Udang Petai Tempoyak


Projek saya pagi ini adalah mengedukasi Pak Suami dengan tempoyak. Kebetulan kemaren pas belanja ketemu sama yang jual tempoyak. Sengaja beli tempoyaknya yang kemasan paling kecil. Kan cuma buat coba-coba doang. Jadi inilah hasil saya mengedukasi Pak Suami dengan tempoyak. Hasilnya.... makan sih, tapi sedikit, sisanya ya saya yang habiskan, aneh katanya.

Pak Suami yang dibesarkan oleh campuran jawa dan sulawesi tentu saja belum pernah kenal dengan tempoyak. Makan durian atau durian yang diolah jadi cake sih biasa, tapi ya dengan tempoyak belum kenal. Dulu pun Almarhum Bapak yang orang jawa ga suka dengan tempoyak.

Tempoyak familiar di daerah Bengkulu, Palembang, Lampung dan Kalimantan. Selain itu, makanan ini juga terkenal di Malaysia. Menurut Wikipedia, tempoyak diriwayatkan dalam Hikayat Abdullah sebagai makanan sehari-hari penduduk Terengganu. Ketika Abdullah bin Abdulkadir Munsyi berkunjung ke Terengganu sekitar tahun 1836, ia mengatakan bahwa salah satu makanan kegemaran penduduk setempat adalah tempoyak. Berdasarkan sejarah yang ada dalam Hikayat Abdullah, tempoyak merupakan makanan khas rumpun bangsa Melayu, yaitu suku bangsa Melayu di Malaysia dan Indonesia yang terdapat di Sumatera dan Kalimantan.

Apa rasa tempoyak? Jika belum diolah, rasa tempoyak itu asin, asam, dan sedikit manis. Jika sudah diolah ke dalam masakan, yang tercium hanya aroma duriannya yang sangat kuat. Tempoyak bisa dicampurkan ke dalam ayam, ikan, udang, dan juga sambal. Apa tempoyak bisa dimakan begitu saja? Bisa, asal kuat aja dengan rasa asamnya.

Kalau di Pontianak, pas lagi panen raya, bakal banyak tempoyak yang dijual karena durian yang sudah beberapa hari belum laku terjual mulai berasa asam. Nah, durian yang mulai asam itu yang diambil untuk difermentasi menjadi tempoyak.

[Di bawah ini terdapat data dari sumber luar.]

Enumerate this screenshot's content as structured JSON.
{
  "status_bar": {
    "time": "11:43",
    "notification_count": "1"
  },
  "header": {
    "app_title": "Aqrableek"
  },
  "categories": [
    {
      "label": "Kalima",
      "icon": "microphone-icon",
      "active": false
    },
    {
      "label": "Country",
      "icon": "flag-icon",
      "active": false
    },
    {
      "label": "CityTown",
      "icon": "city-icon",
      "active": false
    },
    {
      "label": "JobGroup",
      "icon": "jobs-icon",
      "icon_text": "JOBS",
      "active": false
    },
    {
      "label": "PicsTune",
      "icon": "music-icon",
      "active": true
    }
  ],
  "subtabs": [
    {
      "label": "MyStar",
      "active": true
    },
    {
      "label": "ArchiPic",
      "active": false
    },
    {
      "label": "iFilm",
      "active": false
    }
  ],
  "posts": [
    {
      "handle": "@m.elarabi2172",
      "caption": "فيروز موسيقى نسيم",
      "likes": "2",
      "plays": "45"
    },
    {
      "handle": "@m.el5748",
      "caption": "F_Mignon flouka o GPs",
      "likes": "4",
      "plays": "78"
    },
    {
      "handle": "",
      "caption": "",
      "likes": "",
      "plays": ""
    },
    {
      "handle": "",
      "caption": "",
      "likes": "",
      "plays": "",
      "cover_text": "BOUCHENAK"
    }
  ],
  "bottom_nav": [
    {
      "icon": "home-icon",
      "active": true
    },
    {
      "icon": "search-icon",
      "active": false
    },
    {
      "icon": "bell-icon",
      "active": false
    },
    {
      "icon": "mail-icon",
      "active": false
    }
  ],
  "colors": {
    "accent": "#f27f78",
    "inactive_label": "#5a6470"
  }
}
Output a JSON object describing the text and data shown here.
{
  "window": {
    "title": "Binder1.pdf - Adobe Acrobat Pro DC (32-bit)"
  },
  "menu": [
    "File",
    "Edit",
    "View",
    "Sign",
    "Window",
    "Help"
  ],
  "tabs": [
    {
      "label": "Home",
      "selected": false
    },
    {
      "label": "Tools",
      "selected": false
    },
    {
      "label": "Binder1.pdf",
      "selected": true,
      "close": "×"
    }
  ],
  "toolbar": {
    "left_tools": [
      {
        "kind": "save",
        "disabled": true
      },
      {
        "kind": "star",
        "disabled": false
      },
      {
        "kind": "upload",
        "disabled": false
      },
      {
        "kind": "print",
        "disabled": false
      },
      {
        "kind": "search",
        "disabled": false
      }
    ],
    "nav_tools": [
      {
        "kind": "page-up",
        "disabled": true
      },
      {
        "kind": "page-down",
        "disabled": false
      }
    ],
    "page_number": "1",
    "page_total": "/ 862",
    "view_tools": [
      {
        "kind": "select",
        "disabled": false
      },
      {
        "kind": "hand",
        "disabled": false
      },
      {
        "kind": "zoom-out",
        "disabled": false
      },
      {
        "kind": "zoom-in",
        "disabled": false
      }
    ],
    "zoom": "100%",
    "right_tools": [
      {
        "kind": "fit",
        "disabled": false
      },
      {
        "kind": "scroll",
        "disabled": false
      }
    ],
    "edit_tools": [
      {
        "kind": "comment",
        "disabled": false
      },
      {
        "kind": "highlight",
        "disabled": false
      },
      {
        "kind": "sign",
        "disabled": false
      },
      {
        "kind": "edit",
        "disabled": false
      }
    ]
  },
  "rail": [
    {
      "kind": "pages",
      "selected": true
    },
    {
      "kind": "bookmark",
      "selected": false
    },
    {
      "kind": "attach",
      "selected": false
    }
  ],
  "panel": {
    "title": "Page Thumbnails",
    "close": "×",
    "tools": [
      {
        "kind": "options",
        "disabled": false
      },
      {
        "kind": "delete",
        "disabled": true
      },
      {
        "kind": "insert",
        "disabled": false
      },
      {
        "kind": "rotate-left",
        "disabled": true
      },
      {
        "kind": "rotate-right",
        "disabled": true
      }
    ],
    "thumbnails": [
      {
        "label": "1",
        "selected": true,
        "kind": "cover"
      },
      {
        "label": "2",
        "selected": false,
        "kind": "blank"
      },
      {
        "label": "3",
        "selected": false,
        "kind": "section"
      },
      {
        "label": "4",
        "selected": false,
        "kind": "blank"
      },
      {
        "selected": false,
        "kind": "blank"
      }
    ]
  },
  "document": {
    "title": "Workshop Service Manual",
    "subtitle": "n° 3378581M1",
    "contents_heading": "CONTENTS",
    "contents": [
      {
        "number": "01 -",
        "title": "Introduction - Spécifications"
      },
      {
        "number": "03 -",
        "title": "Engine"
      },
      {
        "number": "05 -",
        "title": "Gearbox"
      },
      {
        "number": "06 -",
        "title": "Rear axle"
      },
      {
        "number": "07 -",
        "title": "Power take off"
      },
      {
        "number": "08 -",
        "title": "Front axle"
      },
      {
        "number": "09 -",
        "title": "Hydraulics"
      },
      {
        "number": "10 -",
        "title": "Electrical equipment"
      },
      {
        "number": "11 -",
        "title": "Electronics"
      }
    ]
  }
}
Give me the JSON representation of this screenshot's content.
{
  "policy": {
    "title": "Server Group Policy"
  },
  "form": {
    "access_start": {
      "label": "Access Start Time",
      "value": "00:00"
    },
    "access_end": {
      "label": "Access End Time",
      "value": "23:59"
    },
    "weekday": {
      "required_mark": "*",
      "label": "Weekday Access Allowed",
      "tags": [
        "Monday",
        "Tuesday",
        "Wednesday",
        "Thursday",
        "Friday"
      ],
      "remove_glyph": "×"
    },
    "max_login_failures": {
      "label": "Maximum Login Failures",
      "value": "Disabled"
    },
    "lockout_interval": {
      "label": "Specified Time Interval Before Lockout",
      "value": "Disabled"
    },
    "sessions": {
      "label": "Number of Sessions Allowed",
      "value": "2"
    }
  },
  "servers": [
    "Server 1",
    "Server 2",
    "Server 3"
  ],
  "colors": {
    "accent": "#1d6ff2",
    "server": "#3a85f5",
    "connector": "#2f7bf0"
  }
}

Kali ini tempoyaknya saya coba masak udang dan petai. Pake santan juga. Di resep pake santan sedikit, karena males cairin santan kental yang ada di freezer, saya pakai santan instant. Ternyata, jika menggunakan santan instant itu ga bakal keluar minyak dari santan. Walau semua bumbu sudah hampir kering dan santan juga sudah dimasak lama, tapi ya tetep gitu aja penampakannya. Ga akan memisah antara air dan minyaknya. Makanya penampakan udang dan petai saya ga jelas gini. Udang ketutup sama bumbu, cuma petainya doang yang kelihatan. Ya sudahlah..

Resep saya ambil dari bukunya Primarasa - Hidangan Eksotik Nusantara

Bahan:
12 ekor (kurleb 500 gram) udang berukuran besar (saya pakai udang ukuran sedang)
2 sdm minyak goreng
2 batang serai bagian putih, memarkan
5 lembar daun jeruk
200 gram tempoyak
2 papan petai, ambil isinya
10 butir cabai rawit merah (saya ga pake)
75 ml santan kental
1 sdm air asam jawa
1 sdt garam
1/4 sdt gula pasir
1 lembar daun kunyit, iris halus

Bumbu Halus:
5 buah cabai merah besar
5 buah cabai rawit merah (saya ga pake)
3 cm jahe
6 butir bawang merah
3 siung bawang putih

Cara Membuat:
- Kupas udang, biarkan ekornya. Belah punggung udang keluarkan urat hitam yang ada di dalamnya, cuci bersih, sisihkan.
- Panaskan minyak dalam wajan, masukkan serai dan daun jeruk, tumis hingga baunya harum. Masukkan bumbu halus, tumis hingga bumbu matang. Tambahkan tempoyak, aduk sesekali.
- Masukkan petai, cabai rawit, dan santan, masak terus sambil diaduk hingga mendidih. Tambahkan udang dan air asam jawa, aduk hingga udang berubah warna dan tercampur rata dengan bumbu. Tambahkan garam dan gula, aduk sebentar.
- Masukkan irisan daun kunyit, aduk dan masak sebentar, angkat. Hidangkan bersama nasi putih hangat.